The shares fell as much as 39% after trading opened in New York on Thursday, its biggest intraday decline on record. Bumble’s earnings also weighed on the shares of rival Match Group Inc., which saw a 2.8% decline in Thursday trading.
Bumble’s executives tied the dramatically lower outlook to a “reset” of the company’s overall strategy, which they unexpectedly laid out during a call with analysts on Wednesday. The platform, which has traditionally marketed itself as the best experience for women, will invest more in “the right balance and mix” of customers and more compelling dating experiences, they said.
Bumble’s subscription tiers will change to reward “positive peer behaviors,” and near-term, money-making efforts such as the expansion of its Premium+ offering will slow. “While the actions we are taking are difficult in the near term,” Chief Financial Officer Anuradha B. Subramanian said in the call, “we are in a healthy position financially as we execute.”
Bumble has also been raising the minimum requirements for new user profiles and photos, a move that it expects to lead to a more “authentic” experience over time. The company said it will invest in several new features, including new interest filters, a better matching algorithm and an AI-assisted photo picker. The firm also vowed to bolster efforts to crack down on bad actors on the platform.
The lower outlook has investors “concerned that the company is unclear around what its growth story will be from here,” said Jamie Lumley, an analyst with the research firm Third Bridge. The company needs “a clearer longer-term strategy” to retain talent, he added.

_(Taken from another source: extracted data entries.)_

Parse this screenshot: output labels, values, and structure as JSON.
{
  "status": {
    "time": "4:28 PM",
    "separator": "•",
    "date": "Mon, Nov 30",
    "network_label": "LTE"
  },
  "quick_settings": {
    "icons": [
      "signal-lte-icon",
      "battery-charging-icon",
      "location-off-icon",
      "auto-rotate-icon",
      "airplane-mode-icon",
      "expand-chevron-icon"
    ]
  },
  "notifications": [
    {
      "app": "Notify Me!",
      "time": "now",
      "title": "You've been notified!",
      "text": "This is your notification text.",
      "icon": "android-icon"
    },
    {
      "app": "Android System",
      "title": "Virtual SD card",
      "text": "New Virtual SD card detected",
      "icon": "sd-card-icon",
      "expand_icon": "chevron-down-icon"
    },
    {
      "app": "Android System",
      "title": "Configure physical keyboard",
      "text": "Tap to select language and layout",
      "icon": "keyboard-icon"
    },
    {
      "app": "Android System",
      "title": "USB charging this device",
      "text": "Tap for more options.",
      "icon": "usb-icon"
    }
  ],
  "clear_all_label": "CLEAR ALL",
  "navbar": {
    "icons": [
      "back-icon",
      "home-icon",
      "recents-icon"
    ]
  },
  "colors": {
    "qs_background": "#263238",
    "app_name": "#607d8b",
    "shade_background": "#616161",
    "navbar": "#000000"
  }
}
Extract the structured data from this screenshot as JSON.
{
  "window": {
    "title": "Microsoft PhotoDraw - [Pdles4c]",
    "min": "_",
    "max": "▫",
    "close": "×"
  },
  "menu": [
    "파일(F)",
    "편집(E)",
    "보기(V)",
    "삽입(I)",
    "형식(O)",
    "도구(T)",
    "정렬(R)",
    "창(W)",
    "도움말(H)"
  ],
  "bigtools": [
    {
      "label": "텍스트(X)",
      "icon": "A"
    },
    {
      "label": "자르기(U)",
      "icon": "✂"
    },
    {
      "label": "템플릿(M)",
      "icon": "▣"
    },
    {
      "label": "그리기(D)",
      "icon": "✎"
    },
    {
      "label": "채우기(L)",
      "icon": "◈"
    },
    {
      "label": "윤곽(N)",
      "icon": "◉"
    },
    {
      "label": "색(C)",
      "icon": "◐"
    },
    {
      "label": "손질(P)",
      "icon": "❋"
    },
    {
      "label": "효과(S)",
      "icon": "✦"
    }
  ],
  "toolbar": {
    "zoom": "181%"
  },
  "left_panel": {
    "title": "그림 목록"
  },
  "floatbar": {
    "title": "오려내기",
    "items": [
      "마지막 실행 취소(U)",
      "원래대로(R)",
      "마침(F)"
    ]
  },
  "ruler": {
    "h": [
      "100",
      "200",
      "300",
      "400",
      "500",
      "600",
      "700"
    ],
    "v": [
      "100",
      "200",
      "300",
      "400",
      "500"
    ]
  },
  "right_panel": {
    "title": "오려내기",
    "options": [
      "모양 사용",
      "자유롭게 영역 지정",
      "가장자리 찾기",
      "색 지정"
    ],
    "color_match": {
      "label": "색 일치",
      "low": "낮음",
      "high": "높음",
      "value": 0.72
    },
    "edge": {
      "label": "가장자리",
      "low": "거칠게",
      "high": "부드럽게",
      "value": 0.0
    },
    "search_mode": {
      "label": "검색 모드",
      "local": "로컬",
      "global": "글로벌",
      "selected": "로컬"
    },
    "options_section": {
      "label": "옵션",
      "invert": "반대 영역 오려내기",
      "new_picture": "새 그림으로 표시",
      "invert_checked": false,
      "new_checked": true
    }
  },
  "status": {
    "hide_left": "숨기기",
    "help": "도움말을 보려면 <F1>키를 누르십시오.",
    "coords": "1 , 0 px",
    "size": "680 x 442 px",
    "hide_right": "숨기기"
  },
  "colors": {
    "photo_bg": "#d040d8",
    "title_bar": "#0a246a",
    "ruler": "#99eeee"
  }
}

Bumble’s third-quarter forecast and second-quarter broadly missed the mark. Bumble expects sales for the current period of $269 million to $275 million, below the $296.1 million that analysts projected. Adjusted earnings before interest, taxes, depreciation and amortization will be between $77 million and $80 million, the company said. Wall Street was hoping for $91.5 million.
Revenue for the period ended June 30 increased 3.4% to $268.6 million, missing the average analyst estimate of $273.2 million. The number of users paying for Bumble — an important metric for investors — rose 14.7% to 2.8 million, in line with Wall Street estimates.
In contrast, Match, which owns Bumble’s biggest rival Tinder, jumped the most in nearly two years last week after the company delivered better-than-expected quarterly results.
Bumble has been in the throes of an internal leadership transition since founder Whitney Wolfe Herd announced in November that she would step down as Chief Executive Officer. Bumble has since named four new C-suite executives, who have been charged with overhauling the company’s mobile app to make it more appealing to younger users.
The redesign of the app has seemingly not been enough to court younger users or overcome macroeconomic conditions, said Chandler Willison, a research analyst with data analytics firm M Science.
“I believe Bumble in some ways is seeing the slowing growth that we’ve observed for Tinder as these businesses scale and face increasingly difficult year-ago comparisons, potentially facing some degree of saturation,” he added.
Increasing the number of paying users has been key to Bumble’s growth strategy, but progress has slowed since late 2021. The app’s higher-price Premium+ subscription tier launched in December but did not bring the “incremental uplift” the company had expected, executives said in February.